Robot Control through Virtual Reality: A Look at the Present, Potential and Future Applications
Immersive media and entertainment aren't the only applications demonstrated by Virtual Reality (VR) technology. In fact, an often-overlooked one is the capacity to provide an intuitive interface for controlling real-world devices; primarily, robots. It may seem straightforward to realize, but consider what's in development, and, chances are, you'll see there's broad range of potential applications - likely in the foreseeable future.
Already there has been plenty of demonstrations of VR technology being used as an intuitive interface. 219 Design, for instance, has shown a simple proof-of-concept, where they controlled a 3D-printed, small, robotic arm through VR. The arm would have a virtual image, or 'proxy,' of it displayed through a VIVE headset, which the viewer could 'grab' and 'move' around. Any movement made with the proxy would be mimicked by the real arm in real-time, allowing the person to 'directly' manipulate it. They could even teach it precise movements without requiring any form of coding.
A more complex example would be the Telesar V robot developed at the Keio University of Japan, which is a robotic puppet controlled through a VR 'suit.' The robot would not only mirror any upper body movements made by the pilot, but would be able to let him see, and even feel objects around him - yes, that means haptic feedback is involved. In effect, the pilot could have a robotic avatar operate in an entirely different location.
There are even VR controlled-drones, like FLYBi, which was funded in 2015 through Indiegogo and can let it's controller have a bird's eye-view of the world below.
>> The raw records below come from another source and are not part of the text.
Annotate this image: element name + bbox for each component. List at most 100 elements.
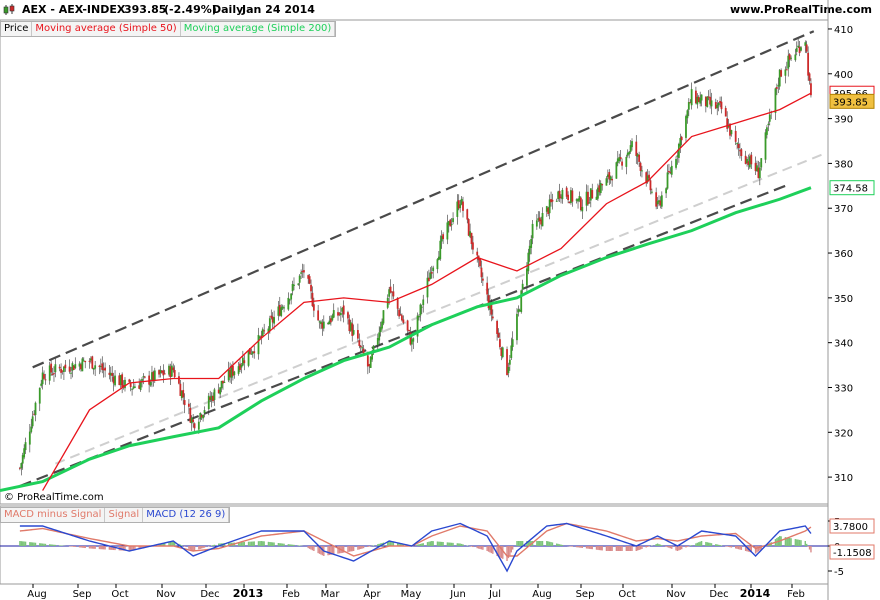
ma200-value-text: 374.58: [833, 184, 868, 195]
candle-body: [268, 318, 271, 332]
candle-body: [372, 345, 375, 353]
candle-body: [499, 339, 501, 348]
candle-body: [798, 46, 801, 54]
candle-body: [351, 323, 354, 336]
candle-body: [129, 383, 132, 388]
macd-legend[interactable]: MACD minus Signal Signal MACD (12 26 9): [0, 507, 231, 523]
candle-body: [587, 191, 589, 205]
candle-body: [679, 137, 682, 147]
candle-body: [676, 155, 679, 157]
candle-body: [232, 365, 234, 376]
candle-body: [486, 282, 489, 295]
candle-body: [598, 185, 601, 193]
x-tick-label: May: [401, 589, 422, 600]
candle-body: [645, 172, 648, 184]
candle-body: [61, 370, 64, 372]
candle-body: [24, 442, 27, 451]
candle-body: [452, 218, 454, 223]
macd-line: [19, 522, 812, 573]
candle-body: [291, 284, 294, 292]
legend-signal[interactable]: Signal: [105, 508, 144, 522]
main-legend[interactable]: Price Moving average (Simple 50) Moving …: [0, 21, 337, 37]
candle-body: [677, 143, 680, 158]
candle-body: [249, 348, 251, 355]
candle-body: [507, 367, 510, 374]
legend-ma200[interactable]: Moving average (Simple 200): [181, 22, 336, 36]
candle-body: [187, 403, 190, 407]
candle-body: [807, 52, 810, 76]
candle-body: [392, 291, 395, 297]
candle-body: [229, 369, 231, 378]
candle-body: [303, 270, 305, 273]
candle-body: [261, 329, 264, 336]
candle-body: [440, 236, 443, 242]
candle-body: [408, 329, 410, 332]
candle-body: [699, 98, 702, 104]
candle-body: [82, 360, 85, 362]
candle-body: [551, 199, 554, 202]
candle-body: [179, 383, 182, 396]
candle-body: [605, 178, 608, 186]
candle-body: [456, 201, 459, 217]
candle-body: [349, 322, 352, 331]
candle-body: [697, 96, 700, 103]
candle-body: [142, 376, 145, 378]
y-tick-label: 390: [834, 115, 853, 126]
x-tick-label: 2013: [233, 587, 264, 600]
candle-body: [271, 316, 274, 323]
candle-body: [396, 297, 399, 309]
candle-body: [675, 159, 677, 168]
candle-body: [707, 96, 710, 98]
candle-body: [625, 156, 628, 167]
candle-body: [439, 240, 442, 260]
candle-body: [621, 161, 623, 166]
candle-body: [689, 102, 692, 104]
candle-body: [327, 322, 329, 324]
candle-body: [320, 321, 322, 325]
candle-body: [114, 375, 116, 386]
x-tick-label: Mar: [321, 589, 341, 600]
candle-body: [768, 114, 771, 122]
candle-body: [700, 94, 703, 101]
symbol-title: AEX - AEX-INDEX: [22, 3, 126, 16]
candle-body: [467, 219, 470, 236]
candle-body: [606, 174, 609, 178]
candle-body: [528, 245, 531, 255]
candle-body: [402, 319, 405, 323]
candle-body: [641, 170, 643, 172]
candle-body: [518, 310, 521, 312]
candle-body: [20, 463, 23, 469]
candle-body: [767, 123, 770, 125]
candle-body: [501, 347, 504, 358]
candle-body: [339, 312, 342, 316]
candle-body: [631, 141, 633, 148]
histogram-value-text: -1.1508: [833, 548, 872, 559]
candle-body: [60, 368, 62, 373]
legend-price[interactable]: Price: [1, 22, 33, 36]
candle-body: [416, 315, 419, 337]
candle-body: [545, 206, 548, 212]
candle-body: [449, 219, 452, 227]
candle-body: [388, 289, 391, 297]
legend-macd-hist[interactable]: MACD minus Signal: [1, 508, 106, 522]
candle-body: [784, 69, 787, 76]
signal-value-text: 3.7800: [833, 522, 868, 533]
candle-body: [317, 310, 320, 321]
candle-body: [312, 304, 315, 311]
legend-ma50[interactable]: Moving average (Simple 50): [32, 22, 181, 36]
candle-body: [780, 70, 783, 77]
candle-body: [568, 201, 571, 204]
candle-body: [460, 198, 463, 205]
lower-trendline: [19, 184, 786, 488]
legend-macd[interactable]: MACD (12 26 9): [143, 508, 230, 522]
candle-body: [233, 371, 236, 376]
candle-body: [750, 154, 753, 165]
candle-body: [720, 101, 723, 110]
candle-body: [526, 268, 528, 286]
candle-body: [805, 44, 808, 52]
period-label: Daily: [212, 3, 244, 16]
candle-body: [626, 152, 629, 156]
candle-body: [371, 353, 374, 360]
candle-body: [655, 192, 658, 207]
Countries such as Russia are also developing more militarized versions.
All these examples show only an inkling of the various applications this interfacing can have, with an obvious, major one being remote-controlled robots in dangerous environments. The Telesar V is one example, as one aim with it is to use it in Fukushima-style disasters, where radiation is just too hazardous to human presence. Although robots for such scenarios do currently exist, none of them have the motor coordination of a person, or in this case, as Telesar.
Johns Hopkin's Computational Interactive Robotics Laboratory is also aware of this application, as they've been researching an Immersive Virtual Robotics Environment (IRVE). IRVE runs along the similar lines as the 219 Design demonstration, where a person can control a robot in real-time via a virtual proxy; or allow them to work with an entirely simulated robot. The latter aspect would let people safely do routine check and programming on industrial robots, which are otherwise too dangerous to directly work with; while the former would be for scenarios like that of Telesar's.
Other applications for this interfacing could be education, medical use, communication via telepresence and more. The only limit to the possibilities is that of the human imagination.
The options will only become more apparent as we push the immersive envelope of VR. All of this shows what this form of interfacing is capable of. Plenty of industrial companies, institutes, and even hobbyists are aware of these useful applications this could have in society, and many have already demonstrated working prototypes. As VR becomes more refined and more easily accessible, we could end up seeing VR-controlled devices more prominently in the foreseeable future.